Kini, tambah dia, pelaku bisnis kartu kredit berusaha keras mengendalikan angka kredit macet atau "Non Performing Loan" (NPL). Untuk itu, mereka berupaya mengoptimalkan pertumbuhan nilai transaksi.
"Sebelumnya, kami juga mengerek pertumbuhan nilai transaksi dengan mengusahakan penerbitan kartu baru sebanyak-banyaknya. Kini, itu tidak terjadi lagi karena langkah tersebut tak lagi `prudent`," katanya.
Pada akhir tahun lalu, sebut dia, jumlah pemegang kartu kredit secara nasional mencapai 11,3 juta atau naik 27 persen dibandingkan tahun sebelumnya.
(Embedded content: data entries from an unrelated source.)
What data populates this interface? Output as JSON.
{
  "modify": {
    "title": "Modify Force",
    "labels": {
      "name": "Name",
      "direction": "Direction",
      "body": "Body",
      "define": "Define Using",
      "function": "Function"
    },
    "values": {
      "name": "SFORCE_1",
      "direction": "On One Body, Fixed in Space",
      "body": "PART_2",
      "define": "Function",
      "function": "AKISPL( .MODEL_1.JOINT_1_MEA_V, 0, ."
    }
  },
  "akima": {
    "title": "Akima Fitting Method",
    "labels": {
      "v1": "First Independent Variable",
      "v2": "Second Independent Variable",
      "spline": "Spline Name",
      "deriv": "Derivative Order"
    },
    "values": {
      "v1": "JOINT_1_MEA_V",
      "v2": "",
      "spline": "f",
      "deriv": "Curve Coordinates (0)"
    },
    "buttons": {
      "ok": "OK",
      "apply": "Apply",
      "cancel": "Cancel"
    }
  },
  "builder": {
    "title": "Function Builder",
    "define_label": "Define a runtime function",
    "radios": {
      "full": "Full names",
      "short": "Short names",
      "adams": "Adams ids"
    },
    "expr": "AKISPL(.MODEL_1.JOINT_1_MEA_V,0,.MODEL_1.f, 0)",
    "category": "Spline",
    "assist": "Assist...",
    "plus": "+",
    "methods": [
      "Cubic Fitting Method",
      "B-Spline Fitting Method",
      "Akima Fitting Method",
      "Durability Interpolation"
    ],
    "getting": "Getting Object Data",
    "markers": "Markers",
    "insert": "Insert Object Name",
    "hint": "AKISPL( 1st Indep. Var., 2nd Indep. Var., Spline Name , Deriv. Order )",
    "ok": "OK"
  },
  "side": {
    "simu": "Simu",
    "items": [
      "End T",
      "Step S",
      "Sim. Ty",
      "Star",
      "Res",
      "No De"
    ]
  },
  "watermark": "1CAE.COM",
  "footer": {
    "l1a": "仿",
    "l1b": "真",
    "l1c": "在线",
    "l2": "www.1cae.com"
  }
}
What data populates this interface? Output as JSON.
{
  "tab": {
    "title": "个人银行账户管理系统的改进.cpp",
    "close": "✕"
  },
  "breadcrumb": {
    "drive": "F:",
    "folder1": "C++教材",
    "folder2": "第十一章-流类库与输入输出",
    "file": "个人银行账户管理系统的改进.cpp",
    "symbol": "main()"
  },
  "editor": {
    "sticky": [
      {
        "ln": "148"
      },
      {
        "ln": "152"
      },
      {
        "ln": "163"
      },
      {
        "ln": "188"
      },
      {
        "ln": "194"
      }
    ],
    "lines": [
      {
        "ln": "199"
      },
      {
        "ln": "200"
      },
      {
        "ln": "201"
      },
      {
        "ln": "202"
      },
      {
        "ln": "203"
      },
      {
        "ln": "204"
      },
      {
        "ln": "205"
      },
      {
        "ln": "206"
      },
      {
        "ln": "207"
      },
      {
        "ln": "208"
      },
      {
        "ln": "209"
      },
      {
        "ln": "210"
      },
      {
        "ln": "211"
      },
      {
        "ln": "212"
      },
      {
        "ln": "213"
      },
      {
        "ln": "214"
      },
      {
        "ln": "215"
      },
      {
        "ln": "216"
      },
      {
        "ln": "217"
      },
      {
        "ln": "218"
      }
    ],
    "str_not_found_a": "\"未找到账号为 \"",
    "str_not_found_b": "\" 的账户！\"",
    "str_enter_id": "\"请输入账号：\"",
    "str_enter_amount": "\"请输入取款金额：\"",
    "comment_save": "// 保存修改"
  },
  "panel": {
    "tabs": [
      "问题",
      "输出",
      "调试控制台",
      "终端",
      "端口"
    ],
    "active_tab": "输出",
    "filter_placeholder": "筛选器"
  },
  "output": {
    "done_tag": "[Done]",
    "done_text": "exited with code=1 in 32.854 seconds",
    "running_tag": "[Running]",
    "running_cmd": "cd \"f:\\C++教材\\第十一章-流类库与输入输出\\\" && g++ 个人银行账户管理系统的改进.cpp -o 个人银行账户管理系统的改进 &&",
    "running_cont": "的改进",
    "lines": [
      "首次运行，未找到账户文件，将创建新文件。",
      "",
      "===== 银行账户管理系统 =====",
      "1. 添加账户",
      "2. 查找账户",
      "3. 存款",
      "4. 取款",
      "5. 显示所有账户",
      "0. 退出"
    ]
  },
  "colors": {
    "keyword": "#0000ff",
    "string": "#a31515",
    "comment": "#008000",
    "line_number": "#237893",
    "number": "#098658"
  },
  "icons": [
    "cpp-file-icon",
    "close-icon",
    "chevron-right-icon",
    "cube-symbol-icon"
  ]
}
Sementara, nilai transaksinya mencapai Rp10,6 triliun atau tumbuh 47 persen dibandingkan tahun 2008. Namun, angka NPL nya mencapai 10,92 persen.
"Dengan upaya optimalisasi untuk mendorong nilai transaksi, tanpa mendorong penerbitan kartu baru, NPL pada bulan Januari berhasil dikurangi menjadi 10,6 persen dari transaksi senilai Rp8,9 triliun. Untuk itu, kini kredit macet harus terus dicegah dan ditargetkan di posisi di bawah 11 persen," katanya.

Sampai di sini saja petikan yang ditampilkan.